Plain Node.js — same idea, no framework

// Express / Fastify / raw Node
app.post('/api/kardolive/chat-token', async (req, res) => {
  const r = await fetch('https://kardocloud.com/v1/me/channels/token', {
    method: 'POST',
    headers: {
      Authorization: `Bearer ${process.env.KARDOLIVE_API_KEY}`,
      'Content-Type': 'application/json',
    },
    body: JSON.stringify({
      userId: req.user.id,
      displayName: req.user.name,
      channelId: req.body.channelId,
    }),
  });
  res.status(r.status).json(await r.json());
});

4. Client-side: use the token

The client never sees kl_live_*. It only ever sees its own short-lived JWT.

React / browser — chat connection

// 1) fetch a token from your server
const tokRes = await fetch('/api/kardolive/chat-token', {
  method: 'POST',
  headers: { 'Content-Type': 'application/json' },
  body: JSON.stringify({ channelId: 'chn_abc123' }),
});
const { token, chatUrl } = await tokRes.json();

// 2) open the chat WebSocket
const ws = new WebSocket(
  `${chatUrl}/v1/chat/socket?room=chn_abc123&token=${token}`,
);

// 3) send & receive
ws.onopen = () =>
  ws.send(JSON.stringify({ type: 'chat.send', data: { body: 'hi' } }));
ws.onmessage = (e) => console.log(JSON.parse(e.data));

See Chat → for a full React component that wraps this.

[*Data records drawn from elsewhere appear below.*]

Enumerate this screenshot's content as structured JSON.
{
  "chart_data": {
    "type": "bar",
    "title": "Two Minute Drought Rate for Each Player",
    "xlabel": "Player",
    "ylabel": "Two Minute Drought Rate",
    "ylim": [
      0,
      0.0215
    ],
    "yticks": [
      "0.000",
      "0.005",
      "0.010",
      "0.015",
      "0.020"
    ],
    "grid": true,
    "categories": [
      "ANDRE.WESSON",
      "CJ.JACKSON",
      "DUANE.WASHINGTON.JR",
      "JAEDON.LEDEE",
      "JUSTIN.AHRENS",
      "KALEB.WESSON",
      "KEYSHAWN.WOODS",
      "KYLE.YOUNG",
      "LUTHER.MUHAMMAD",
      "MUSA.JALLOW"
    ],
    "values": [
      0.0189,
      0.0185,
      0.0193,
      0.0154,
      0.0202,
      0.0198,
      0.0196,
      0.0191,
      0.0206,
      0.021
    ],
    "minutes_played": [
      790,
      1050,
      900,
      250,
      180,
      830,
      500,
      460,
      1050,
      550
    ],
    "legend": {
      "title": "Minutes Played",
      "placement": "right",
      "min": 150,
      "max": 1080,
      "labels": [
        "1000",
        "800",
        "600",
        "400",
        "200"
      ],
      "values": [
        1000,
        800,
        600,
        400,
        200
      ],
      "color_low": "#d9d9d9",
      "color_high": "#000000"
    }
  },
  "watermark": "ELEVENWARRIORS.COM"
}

5. Security: what to put where

TokenLifetimeLives onUsed by
kl_live_* API key Until you revoke your server (env var / secrets manager) Server → Kardolive REST API only
User JWT (chat / session / SFU) 1 hour Mint per-request, return to client Client WebSocket connections

Common mistakes:

  • Putting kl_live_* in client-side JS — anyone can scrape your bundle and use your quota.
  • Reusing one JWT across many users — every user should get their own JWT with their own userId claim, so analytics and per-user moderation work.
  • Storing JWTs in localStorage long-term — they expire in 1 hour. Mint fresh each session.